The above demo steps are using a pre-defined maven repo zip. It is published to quay.io/ligangty/activemq.zip:0.0.1 with oci-artifact format, and signed with a self generated key-pair by cosign. If you want to test some other maven repo zip, you can follow these:
oras is a tool to publish any files to a oci registry with oci-artifact format. We can use it to publish the maven repo zip to quay.io. To run it, use the following command:
oras push quay.io/$org/yourmavenrepo.zip:0.1 \
--artifact-type application/zip \
./yourmavenrepo.zip
cosign is a tool to sign any oci-artifact. To use it, you need to generate a key-pair firstly by following command:
cosign generate-key-pair
Follow the steps of above command you will receive cosign.key and cosign.pub files.

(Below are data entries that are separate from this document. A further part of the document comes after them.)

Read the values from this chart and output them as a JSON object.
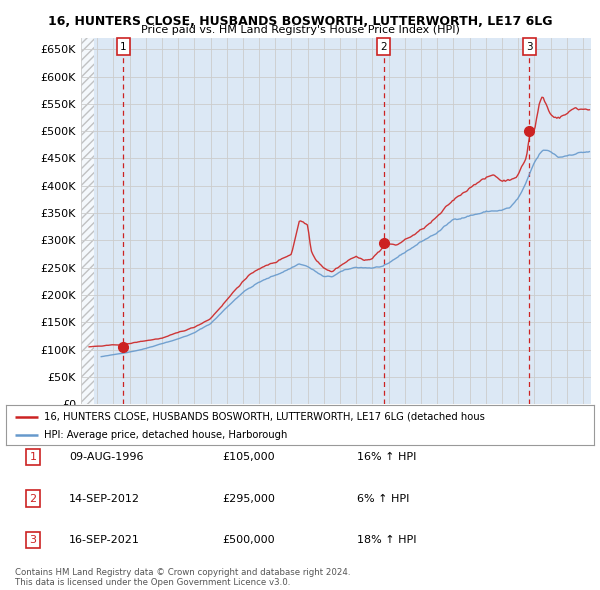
{
  "title_line1": "16, HUNTERS CLOSE, HUSBANDS BOSWORTH, LUTTERWORTH, LE17 6LG",
  "title_line2": "Price paid vs. HM Land Registry's House Price Index (HPI)",
  "ytick_values": [
    0,
    50000,
    100000,
    150000,
    200000,
    250000,
    300000,
    350000,
    400000,
    450000,
    500000,
    550000,
    600000,
    650000
  ],
  "xlim_start": 1994.0,
  "xlim_end": 2025.5,
  "ylim_min": 0,
  "ylim_max": 670000,
  "sale_dates": [
    1996.6,
    2012.7,
    2021.7
  ],
  "sale_prices": [
    105000,
    295000,
    500000
  ],
  "sale_labels": [
    "1",
    "2",
    "3"
  ],
  "hpi_line_color": "#6699cc",
  "price_line_color": "#cc2222",
  "sale_marker_color": "#cc2222",
  "vline_color": "#cc2222",
  "grid_color": "#cccccc",
  "bg_color": "#dce8f5",
  "hatch_color": "#c8d8e8",
  "legend_label_price": "16, HUNTERS CLOSE, HUSBANDS BOSWORTH, LUTTERWORTH, LE17 6LG (detached hous",
  "legend_label_hpi": "HPI: Average price, detached house, Harborough",
  "table_entries": [
    {
      "num": "1",
      "date": "09-AUG-1996",
      "price": "£105,000",
      "change": "16% ↑ HPI"
    },
    {
      "num": "2",
      "date": "14-SEP-2012",
      "price": "£295,000",
      "change": "6% ↑ HPI"
    },
    {
      "num": "3",
      "date": "16-SEP-2021",
      "price": "£500,000",
      "change": "18% ↑ HPI"
    }
  ],
  "footer_text": "Contains HM Land Registry data © Crown copyright and database right 2024.\nThis data is licensed under the Open Government Licence v3.0.",
  "hpi_x_start": 1995.25,
  "price_x_start": 1994.5
}
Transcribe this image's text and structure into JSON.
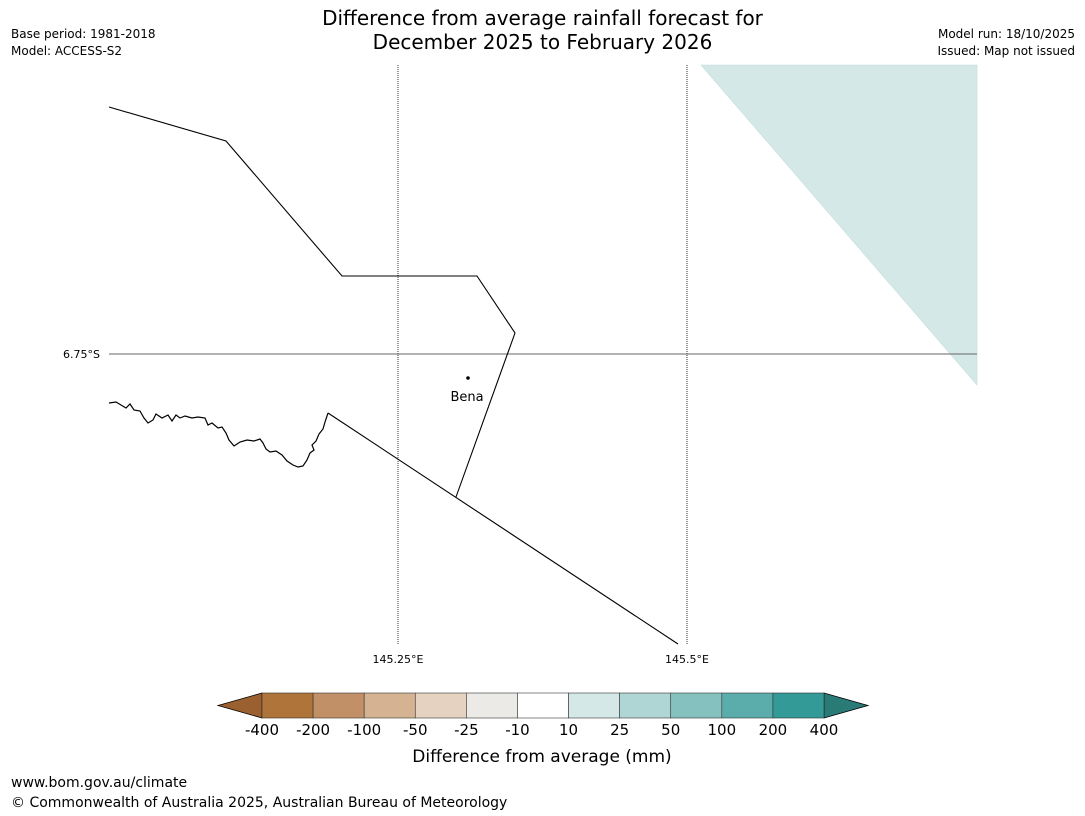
{
  "header": {
    "title_line1": "Difference from average rainfall forecast for",
    "title_line2": "December 2025 to February 2026",
    "base_period": "Base period: 1981-2018",
    "model": "Model: ACCESS-S2",
    "model_run": "Model run: 18/10/2025",
    "issued": "Issued: Map not issued"
  },
  "map": {
    "lat_label": "6.75°S",
    "lon_labels": [
      "145.25°E",
      "145.5°E"
    ],
    "place": "Bena",
    "shaded_category": "10 to 25"
  },
  "colorbar": {
    "title": "Difference from average (mm)",
    "ticks": [
      "-400",
      "-200",
      "-100",
      "-50",
      "-25",
      "-10",
      "10",
      "25",
      "50",
      "100",
      "200",
      "400"
    ],
    "low_extend_color": "#9a6030",
    "high_extend_color": "#2a7a78",
    "colors": [
      "#ae7439",
      "#c29066",
      "#d4b292",
      "#e6d2c1",
      "#eceae6",
      "#ffffff",
      "#d5e8e8",
      "#afd6d5",
      "#85c1bf",
      "#5aadab",
      "#339a98"
    ]
  },
  "footer": {
    "url": "www.bom.gov.au/climate",
    "copyright": "© Commonwealth of Australia 2025, Australian Bureau of Meteorology"
  }
}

Then you can use the following command to sign the maven repo zip
cosign sign -key cosign.key quay.io/$org/yourmavenrepo.zip:0.1
And the cosign.pub will used to verify the signature of the maven repo zip by following command:
cosign verify --key cosign.pub quay.io/$org/yourmavenrepo.zip:0.1
This command is used in the task of "repo-sign-verify.yaml" as well. If you want to use your own key to test the whole pipeline, please don't forget to replace the cosign.pub in the secrets with your own.
In recent version, we have built the official charon image in konflux supported organizations in quay.io and started to use it in the pipeline. As it is a private repo, we need to add authentication to be able to pull it down successfully. Here are the steps to do it:
- Request access to the charon image registry: https://quay.io/repository/redhat-services-prod/spmm-charon-containe-tenant/charon from Konflux team.
- When done, generate the user token(cli password) in quay.io of your username, and put it into a file with following format:
{
"auths": {
"quay.io": {
"auth": "${your cli password}"
}
}
}
- Use following command to create the dockercfg secret:
oc create secret generic charon-container \
--from-file=.dockerconfigjson=<path/to/your/jsonfile> \
--type=kubernetes.io/dockerconfigjson
- Add above secret into your namespace's serviceaccount which can start the pipelinerun. Generally this sa should be "appstudio-pipeline". Please add above secret name into "imagePullSecrets" and "secrets" section.